If this sounds like something you’ve experienced, don’t be afraid to ask for help.

If you need honest feedback about your behavior, ask someone you can trust. Tell them you understand how uncomfortable it may be, but you need to know how your behavior is affecting your relationships.

If you’re experiencing anger or irritability, learning to cope and manage the emotions can help improve your relationships with others and your overall quality of life.

The following steps may help you manage any shifts in emotions.

Identify your triggers

Some events, people, or requests can be really upsetting and turn a good day into a bad one.
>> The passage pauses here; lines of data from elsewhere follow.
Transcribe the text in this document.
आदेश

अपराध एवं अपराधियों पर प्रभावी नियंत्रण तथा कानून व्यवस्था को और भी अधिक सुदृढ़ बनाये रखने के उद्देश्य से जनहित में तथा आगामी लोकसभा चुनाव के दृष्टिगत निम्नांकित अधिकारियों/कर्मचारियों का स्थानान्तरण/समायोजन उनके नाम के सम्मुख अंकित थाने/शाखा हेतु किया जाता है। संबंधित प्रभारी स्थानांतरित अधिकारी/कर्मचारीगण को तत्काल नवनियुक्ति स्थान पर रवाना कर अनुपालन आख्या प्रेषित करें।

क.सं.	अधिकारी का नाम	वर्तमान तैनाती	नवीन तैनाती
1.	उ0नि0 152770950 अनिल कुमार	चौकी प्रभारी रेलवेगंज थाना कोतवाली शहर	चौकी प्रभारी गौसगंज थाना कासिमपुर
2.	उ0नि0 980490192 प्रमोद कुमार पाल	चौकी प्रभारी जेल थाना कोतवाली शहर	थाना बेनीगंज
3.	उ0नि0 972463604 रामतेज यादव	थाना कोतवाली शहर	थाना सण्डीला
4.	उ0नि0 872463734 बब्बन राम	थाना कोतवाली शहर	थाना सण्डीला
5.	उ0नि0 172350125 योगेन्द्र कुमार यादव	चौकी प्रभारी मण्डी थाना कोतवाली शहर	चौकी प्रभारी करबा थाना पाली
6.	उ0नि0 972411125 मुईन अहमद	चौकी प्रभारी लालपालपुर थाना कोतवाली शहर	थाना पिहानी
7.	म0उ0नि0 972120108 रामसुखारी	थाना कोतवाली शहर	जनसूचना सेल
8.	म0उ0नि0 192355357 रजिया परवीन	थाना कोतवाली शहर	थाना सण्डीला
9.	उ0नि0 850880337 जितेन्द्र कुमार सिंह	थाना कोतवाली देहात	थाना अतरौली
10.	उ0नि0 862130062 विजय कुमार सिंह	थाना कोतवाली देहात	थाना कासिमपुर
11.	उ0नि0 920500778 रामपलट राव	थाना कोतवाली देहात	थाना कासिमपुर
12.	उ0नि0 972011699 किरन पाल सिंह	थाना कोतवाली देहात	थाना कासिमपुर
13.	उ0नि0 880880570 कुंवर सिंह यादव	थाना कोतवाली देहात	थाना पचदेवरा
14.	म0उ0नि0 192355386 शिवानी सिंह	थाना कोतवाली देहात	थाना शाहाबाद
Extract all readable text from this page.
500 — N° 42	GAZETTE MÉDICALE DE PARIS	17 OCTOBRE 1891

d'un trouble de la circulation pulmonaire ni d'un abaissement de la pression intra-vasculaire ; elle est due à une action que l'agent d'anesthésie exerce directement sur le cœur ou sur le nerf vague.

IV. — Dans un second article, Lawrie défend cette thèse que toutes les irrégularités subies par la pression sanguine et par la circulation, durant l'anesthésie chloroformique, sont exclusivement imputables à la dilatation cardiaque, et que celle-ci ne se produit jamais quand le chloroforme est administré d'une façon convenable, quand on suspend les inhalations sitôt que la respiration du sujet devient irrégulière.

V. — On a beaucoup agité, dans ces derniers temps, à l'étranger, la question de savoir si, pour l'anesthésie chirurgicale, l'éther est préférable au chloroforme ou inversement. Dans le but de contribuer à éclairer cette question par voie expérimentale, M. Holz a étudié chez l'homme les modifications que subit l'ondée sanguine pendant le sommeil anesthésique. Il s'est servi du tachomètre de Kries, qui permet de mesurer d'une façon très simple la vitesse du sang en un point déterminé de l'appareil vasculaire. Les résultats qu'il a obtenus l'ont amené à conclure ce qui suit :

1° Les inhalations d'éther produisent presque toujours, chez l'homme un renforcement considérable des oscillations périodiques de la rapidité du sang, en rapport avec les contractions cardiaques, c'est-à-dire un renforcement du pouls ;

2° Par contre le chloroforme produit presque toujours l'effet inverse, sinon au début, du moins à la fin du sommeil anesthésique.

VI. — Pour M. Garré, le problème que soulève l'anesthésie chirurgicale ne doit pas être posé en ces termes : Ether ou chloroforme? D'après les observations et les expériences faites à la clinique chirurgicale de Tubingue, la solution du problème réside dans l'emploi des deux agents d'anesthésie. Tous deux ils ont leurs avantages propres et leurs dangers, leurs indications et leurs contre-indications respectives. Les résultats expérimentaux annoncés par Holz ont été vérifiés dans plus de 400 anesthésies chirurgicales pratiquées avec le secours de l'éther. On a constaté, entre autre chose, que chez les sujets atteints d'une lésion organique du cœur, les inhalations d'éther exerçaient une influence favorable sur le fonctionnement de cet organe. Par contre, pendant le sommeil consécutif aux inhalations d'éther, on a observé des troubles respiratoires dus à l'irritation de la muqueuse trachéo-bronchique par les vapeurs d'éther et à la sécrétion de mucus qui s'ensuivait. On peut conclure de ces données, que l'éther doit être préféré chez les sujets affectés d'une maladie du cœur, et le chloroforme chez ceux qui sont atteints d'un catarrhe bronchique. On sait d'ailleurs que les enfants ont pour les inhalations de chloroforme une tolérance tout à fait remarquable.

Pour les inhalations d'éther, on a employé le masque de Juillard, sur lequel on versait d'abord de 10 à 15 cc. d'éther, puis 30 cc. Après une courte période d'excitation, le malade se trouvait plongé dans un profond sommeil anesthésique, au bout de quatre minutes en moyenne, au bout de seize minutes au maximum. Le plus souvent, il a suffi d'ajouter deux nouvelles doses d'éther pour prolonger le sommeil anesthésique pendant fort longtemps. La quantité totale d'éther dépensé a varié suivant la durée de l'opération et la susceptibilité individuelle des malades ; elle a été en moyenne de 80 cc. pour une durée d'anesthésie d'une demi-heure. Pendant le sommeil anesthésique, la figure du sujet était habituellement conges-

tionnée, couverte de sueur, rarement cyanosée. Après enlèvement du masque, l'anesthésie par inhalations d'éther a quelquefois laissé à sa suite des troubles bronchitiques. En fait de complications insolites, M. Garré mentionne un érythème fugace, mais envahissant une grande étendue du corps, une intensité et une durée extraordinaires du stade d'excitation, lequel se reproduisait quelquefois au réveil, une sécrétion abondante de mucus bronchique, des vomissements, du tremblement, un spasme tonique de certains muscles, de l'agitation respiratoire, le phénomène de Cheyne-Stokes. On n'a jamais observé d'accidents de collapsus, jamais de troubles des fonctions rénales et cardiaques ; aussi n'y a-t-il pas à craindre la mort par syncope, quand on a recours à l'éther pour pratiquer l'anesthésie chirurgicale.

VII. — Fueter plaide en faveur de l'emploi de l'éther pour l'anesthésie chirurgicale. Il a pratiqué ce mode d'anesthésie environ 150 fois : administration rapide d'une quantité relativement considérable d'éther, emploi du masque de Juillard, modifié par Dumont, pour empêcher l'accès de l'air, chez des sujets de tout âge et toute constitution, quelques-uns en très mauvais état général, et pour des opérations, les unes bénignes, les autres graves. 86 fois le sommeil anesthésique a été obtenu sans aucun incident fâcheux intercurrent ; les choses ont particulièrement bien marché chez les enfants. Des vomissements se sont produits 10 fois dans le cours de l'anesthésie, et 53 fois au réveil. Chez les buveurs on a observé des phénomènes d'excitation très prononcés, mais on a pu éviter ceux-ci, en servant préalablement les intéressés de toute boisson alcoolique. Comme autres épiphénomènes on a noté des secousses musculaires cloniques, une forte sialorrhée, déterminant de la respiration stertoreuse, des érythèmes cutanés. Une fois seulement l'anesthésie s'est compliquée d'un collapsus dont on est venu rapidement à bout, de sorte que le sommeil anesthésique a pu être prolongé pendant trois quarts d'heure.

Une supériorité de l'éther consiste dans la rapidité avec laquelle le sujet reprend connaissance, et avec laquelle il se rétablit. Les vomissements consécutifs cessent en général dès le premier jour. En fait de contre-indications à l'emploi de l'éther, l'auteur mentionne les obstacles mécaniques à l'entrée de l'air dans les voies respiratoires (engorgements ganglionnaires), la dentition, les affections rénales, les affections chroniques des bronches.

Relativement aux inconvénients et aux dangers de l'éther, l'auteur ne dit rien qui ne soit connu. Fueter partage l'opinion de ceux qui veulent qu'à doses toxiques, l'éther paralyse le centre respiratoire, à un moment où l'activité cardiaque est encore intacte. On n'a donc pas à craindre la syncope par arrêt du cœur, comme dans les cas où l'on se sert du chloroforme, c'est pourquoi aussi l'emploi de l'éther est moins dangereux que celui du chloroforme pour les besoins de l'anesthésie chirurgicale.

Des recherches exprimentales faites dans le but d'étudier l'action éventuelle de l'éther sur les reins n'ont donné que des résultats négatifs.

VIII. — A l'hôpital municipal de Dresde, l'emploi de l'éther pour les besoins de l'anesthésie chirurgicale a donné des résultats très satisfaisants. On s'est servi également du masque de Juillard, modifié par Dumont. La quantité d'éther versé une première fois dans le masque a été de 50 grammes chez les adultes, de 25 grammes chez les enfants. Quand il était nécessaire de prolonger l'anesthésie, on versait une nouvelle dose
As you experience these triggers, make a list. Try to recognize what triggers your anger or makes you most upset, and learn to ignore or cope with them.

Take your medications

Well-managed bipolar disorder may cause fewer severe emotional shifts. Once you and your doctor decide on a treatment plan, stick to it. It can help you maintain even emotional states.

Talk with a therapist

In addition to medications, doctors often suggest people with bipolar disorder take part in cognitive behavioral therapy (CBT).

CBT is a type of therapy that can help people with bipolar disorder express their thoughts, feelings, and concerns.

The end goal is for you to learn to be productive despite the disorder, and to find ways to cope with any lingering side effects or complications, whether from medication or the condition itself.

Harness the energy

When you sense yourself getting upset or frustrated, look for creative outlets that can help you harness the energy while avoiding a negative interaction with another person.

This could include exercise, meditation, reading, or any other activity that lets you manage emotions in a more productive way.

Lean in to your support team

When you’re having a bad day or week, you need people you can turn to. Explain to your friends and family members that you’re working through the symptoms of bipolar disorder and need accountability.

Together, you can learn to manage this mood disorder.

When a person has bipolar disorder, their emotional shifts may seem very unexpected to you. The highs and lows may take a toll.

Learning to anticipate and react to these changes can help people with bipolar disorder, as well as their loved ones, cope with the emotional changes.

Here are a few strategies to keep in mind.

Don’t back down

If you’ve been dealing with your loved one’s bursts of anger and irritability for a long time, you may be tired and unwilling to put up a fight.

Instead, ask your loved one to visit a therapist with you so the two of you can learn ways to communicate more clearly when emotions are high.

Remember, they’re not necessarily angry at you

It can be easy to feel that the anger attack is about something you did or said. If you can’t pinpoint a reason for their anger, take a step back. Ask them what they’re upset about, and go from there.

Engage positively

Ask your loved one about their experiences. Be willing to listen and be open.

Sometimes explaining what they’re experiencing can help your loved one cope better with their shifts in mood, and communicate better through them.

Look for a community of support

Ask your loved one’s doctor or therapist for recommendations for groups you could join or professionals you could see. You need support too.

Help them stick to treatment

The key to treatment for bipolar disorder is consistency.

Help ensure that your loved one is taking their medication and following through with other treatments when and how they’re supposed to. If they’re not, encourage them to talk with their doctor about finding a treatment that works better for them.